Cast: Arjun, Losliya Mariyanesan, M. S. Bhaskar, Sathish
Director: John Paul Raj, Sham Surya
Genre: Comedy Romance Sport
Duration: 2 hrs 19 mins
For much of its running time, Friendship feels like a checklist of movies set in a college. We get a scene involving raging, a fight between seniors and juniors, a celebration song inside the campus, a couple of classroom scenes where the professor is made fun of, a scene in a hostel of boys watching porn, a sporting event (here, it is a cricket match, which is a no-brainer given that Harbhajan Singh plays the lead), a bike ride, sentimental dialogues on friendship… you name it, and it is here! The principal players are a group of mechanical engineering students (a robotic Harbhajan, a typical Sathish and co) and the new girl, Anita (Losliya, overly expressive), who has joined their class.

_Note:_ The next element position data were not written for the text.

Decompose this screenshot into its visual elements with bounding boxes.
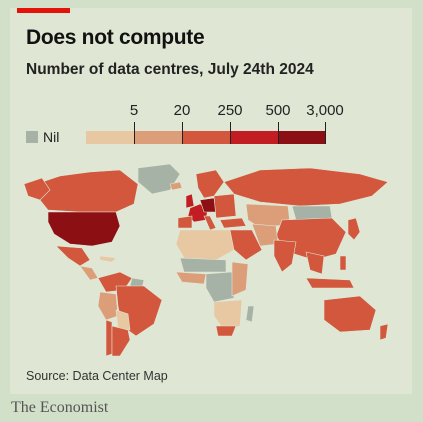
chart-subtitle: Number of data centres, July 24th 2024: [26, 61, 314, 78]
region-iberia: [177, 215, 193, 229]
region-alaska: [23, 177, 51, 201]
region-usa: [47, 211, 121, 247]
region-new-zealand: [379, 323, 389, 341]
region-scandinavia: [195, 169, 225, 199]
region-sahel: [179, 257, 227, 273]
region-southeast-asia: [305, 251, 325, 275]
legend-bin-4: [230, 131, 278, 144]
region-australia: [323, 295, 377, 333]
region-eastern-europe: [213, 193, 237, 219]
legend-tick-mark: [278, 122, 279, 144]
legend-tick-label: 250: [217, 102, 243, 119]
legend-tick-mark: [182, 122, 183, 144]
region-chile: [105, 319, 113, 357]
region-iceland: [169, 181, 183, 191]
region-philippines: [339, 255, 347, 271]
accent-bar: [17, 8, 70, 13]
region-east-africa: [231, 261, 249, 297]
legend-tick-mark: [134, 122, 135, 144]
region-madagascar: [245, 305, 255, 323]
region-india: [273, 239, 297, 273]
region-indonesia: [305, 277, 355, 289]
legend-tick-mark: [230, 122, 231, 144]
legend-bin-1: [86, 131, 134, 144]
region-central-africa: [205, 271, 235, 303]
chart-title: Does not compute: [26, 26, 205, 49]
legend-nil-swatch: [26, 131, 38, 143]
world-choropleth-map: [23, 163, 389, 357]
region-west-africa: [175, 271, 207, 285]
legend-tick-label: 3,000: [306, 102, 344, 119]
region-russia: [223, 167, 389, 207]
region-peru: [97, 291, 119, 321]
region-mexico: [55, 245, 91, 267]
region-bolivia: [115, 309, 131, 331]
legend-scale: 5 20 250 500 3,000: [86, 102, 344, 144]
legend-nil-label: Nil: [43, 129, 60, 145]
legend-bin-3: [182, 131, 230, 144]
publisher-logo: The Economist: [11, 399, 109, 416]
region-argentina: [111, 325, 131, 357]
region-uk: [185, 193, 195, 209]
region-southern-africa: [213, 299, 243, 331]
region-canada: [29, 169, 139, 213]
legend-bin-2: [134, 131, 182, 144]
region-north-africa: [175, 229, 235, 261]
legend-tick-label: 5: [129, 102, 139, 119]
region-mongolia: [291, 205, 333, 221]
legend-tick-mark: [325, 122, 326, 144]
legend-tick-label: 20: [173, 102, 191, 119]
region-central-america: [79, 265, 99, 281]
region-italy: [203, 215, 217, 231]
legend-tick-label: 500: [265, 102, 291, 119]
region-caribbean: [99, 255, 117, 263]
region-greenland: [137, 163, 181, 195]
region-turkey: [219, 217, 247, 229]
region-south-africa: [215, 325, 237, 337]
legend-bin-5: [278, 131, 326, 144]
source-note: Source: Data Center Map: [26, 369, 168, 383]
region-japan: [347, 217, 361, 241]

Now, Anita is the kind of character who we get to see only in our films. She is that fearless newbie who tells her seniors that she expected them to rag her better, that great sport who doesn’t mind her picture being morphed and called a call girl, that person who makes friends with everyone, and that annoying character who is chirpier than a bird. Wait, if you think ‘loosu ponnu’, let’s tell you that she is way more than that. She is a loosu ponnu with cancer! And just when you think you might not be able to adequately feel sorry for her, she also ends up getting gang-raped and murdered!

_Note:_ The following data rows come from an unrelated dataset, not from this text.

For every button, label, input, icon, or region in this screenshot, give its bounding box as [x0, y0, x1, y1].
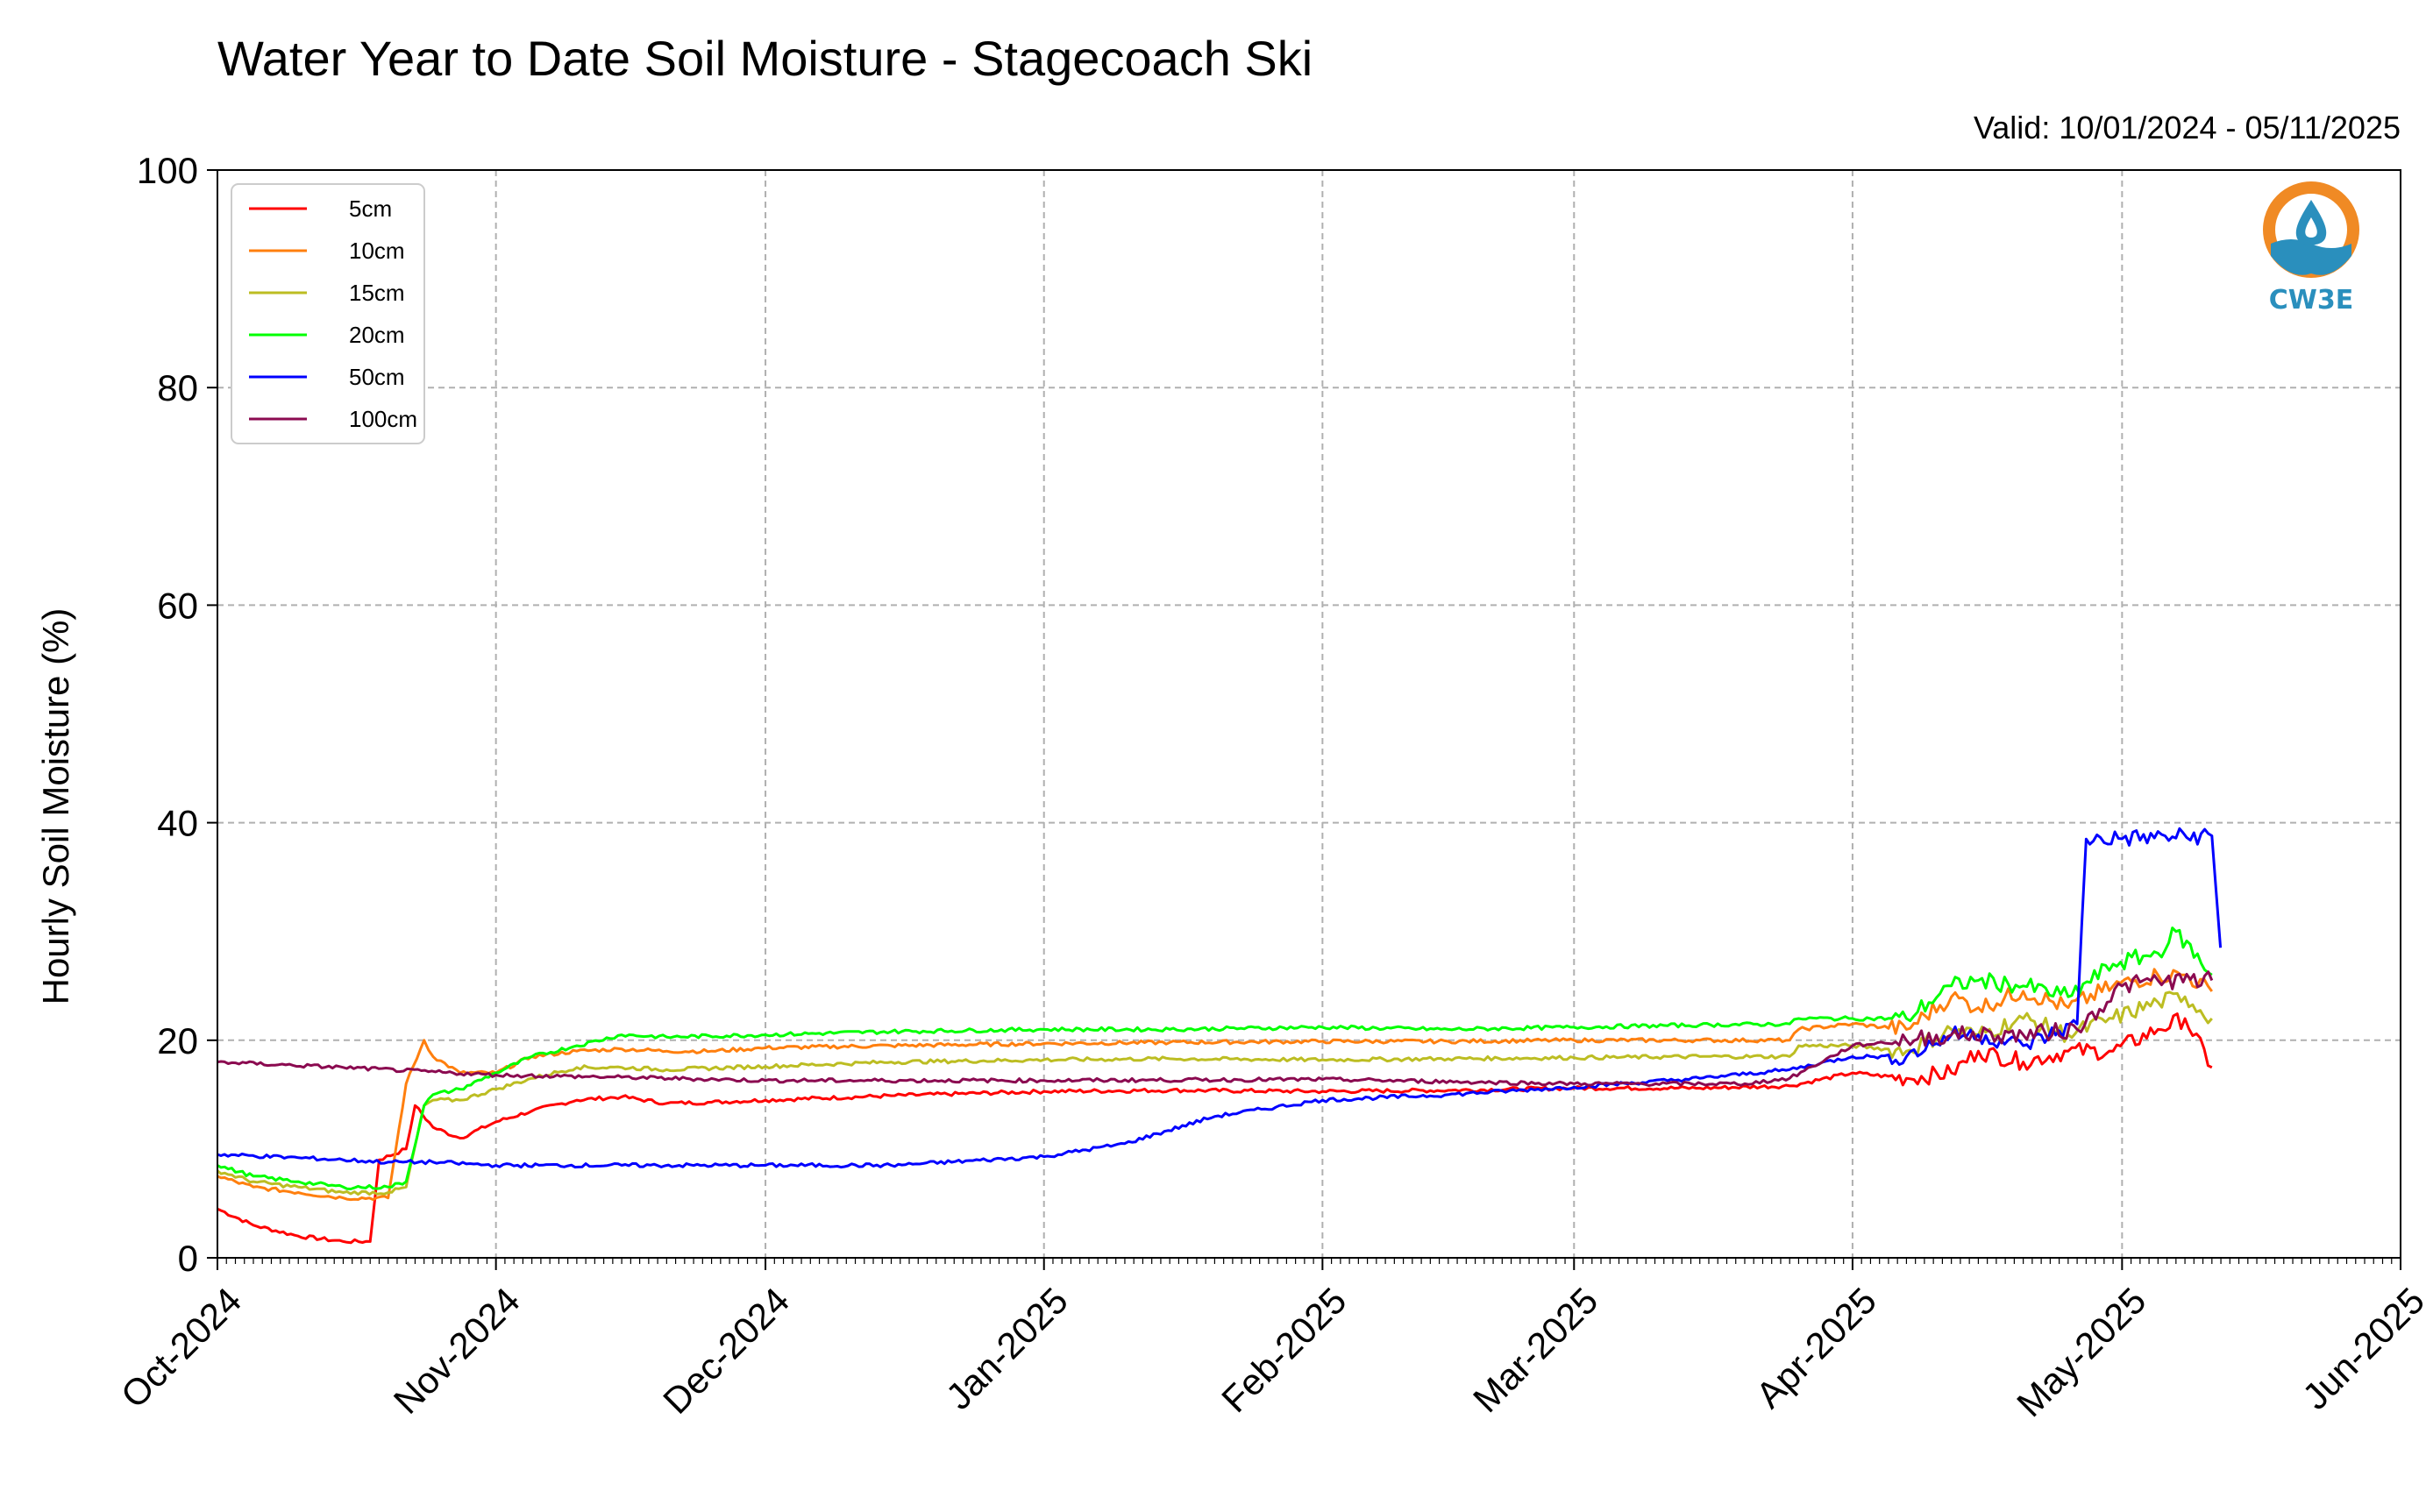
series-line-5cm: [217, 1012, 2213, 1245]
chart-subtitle: Valid: 10/01/2024 - 05/11/2025: [1974, 110, 2401, 146]
x-tick-label: May-2025: [2009, 1280, 2153, 1424]
series-line-10cm: [217, 968, 2214, 1202]
legend: 5cm 10cm 15cm 20cm 50cm 100cm: [231, 183, 425, 444]
x-tick-label: Feb-2025: [1213, 1280, 1354, 1420]
series-line-20cm: [217, 926, 2213, 1190]
x-tick-labels: Oct-2024 Nov-2024 Dec-2024 Jan-2025 Feb-2025…: [113, 1280, 2426, 1424]
chart-title: Water Year to Date Soil Moisture - Stage…: [217, 31, 1313, 86]
y-tick-labels: 0 20 40 60 80 100: [137, 150, 198, 1279]
plot-frame: [217, 169, 2401, 1259]
y-tick-label: 20: [157, 1020, 198, 1061]
grid: [217, 170, 2401, 1258]
y-tick-label: 0: [178, 1238, 198, 1279]
x-tick-label: Mar-2025: [1465, 1280, 1605, 1420]
logo-drop-highlight-icon: [2305, 217, 2317, 238]
legend-label-15cm: 15cm: [349, 280, 405, 306]
y-tick-label: 80: [157, 367, 198, 408]
series-layer: [217, 827, 2223, 1245]
logo-text: CW3E: [2269, 285, 2353, 316]
y-tick-label: 100: [137, 150, 198, 191]
x-tick-label: Apr-2025: [1748, 1280, 1884, 1416]
legend-label-50cm: 50cm: [349, 364, 405, 390]
logo-wave-icon: [2271, 239, 2351, 275]
y-tick-label: 60: [157, 585, 198, 626]
series-line-50cm: [217, 827, 2223, 1169]
series-line-15cm: [217, 990, 2213, 1196]
x-tick-label: Nov-2024: [386, 1280, 528, 1422]
legend-label-10cm: 10cm: [349, 238, 405, 264]
cw3e-logo: CW3E: [2263, 181, 2359, 316]
series-line-100cm: [217, 970, 2214, 1087]
y-tick-label: 40: [157, 803, 198, 844]
x-tick-label: Dec-2024: [655, 1280, 797, 1422]
axis-ticks: [207, 169, 2401, 1270]
legend-label-20cm: 20cm: [349, 322, 405, 348]
legend-label-100cm: 100cm: [349, 406, 417, 432]
y-axis-label: Hourly Soil Moisture (%): [35, 608, 76, 1005]
x-tick-label: Jun-2025: [2294, 1280, 2426, 1417]
legend-box: [231, 183, 425, 444]
x-tick-label: Oct-2024: [113, 1280, 249, 1416]
legend-label-5cm: 5cm: [349, 195, 392, 222]
x-tick-label: Jan-2025: [938, 1280, 1076, 1417]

And suddenly, from an ordinary campus drama, we are dropped into a middling courtroom drama involving innocent girls, lustful rich men (insert Pollachi sex scandal references), corrupt cops, crooked cops, arrogant politicians (the late Venkat Subha plays a minister) and amoral lawyers (an effective MS Bhaskar). We also have a lawyer/vigilante, played by Arjun, who is solid in the role, even though it is hard to shake off the irony of the #MeToo-accused actor arguing for the safety of women. In the end, we are told that “women are our responsibility” and shown a classroom that is in mourning. And we leave the theatre hardly being affected by neither the film, which is so generic, nor the performances, which are, at best, functional.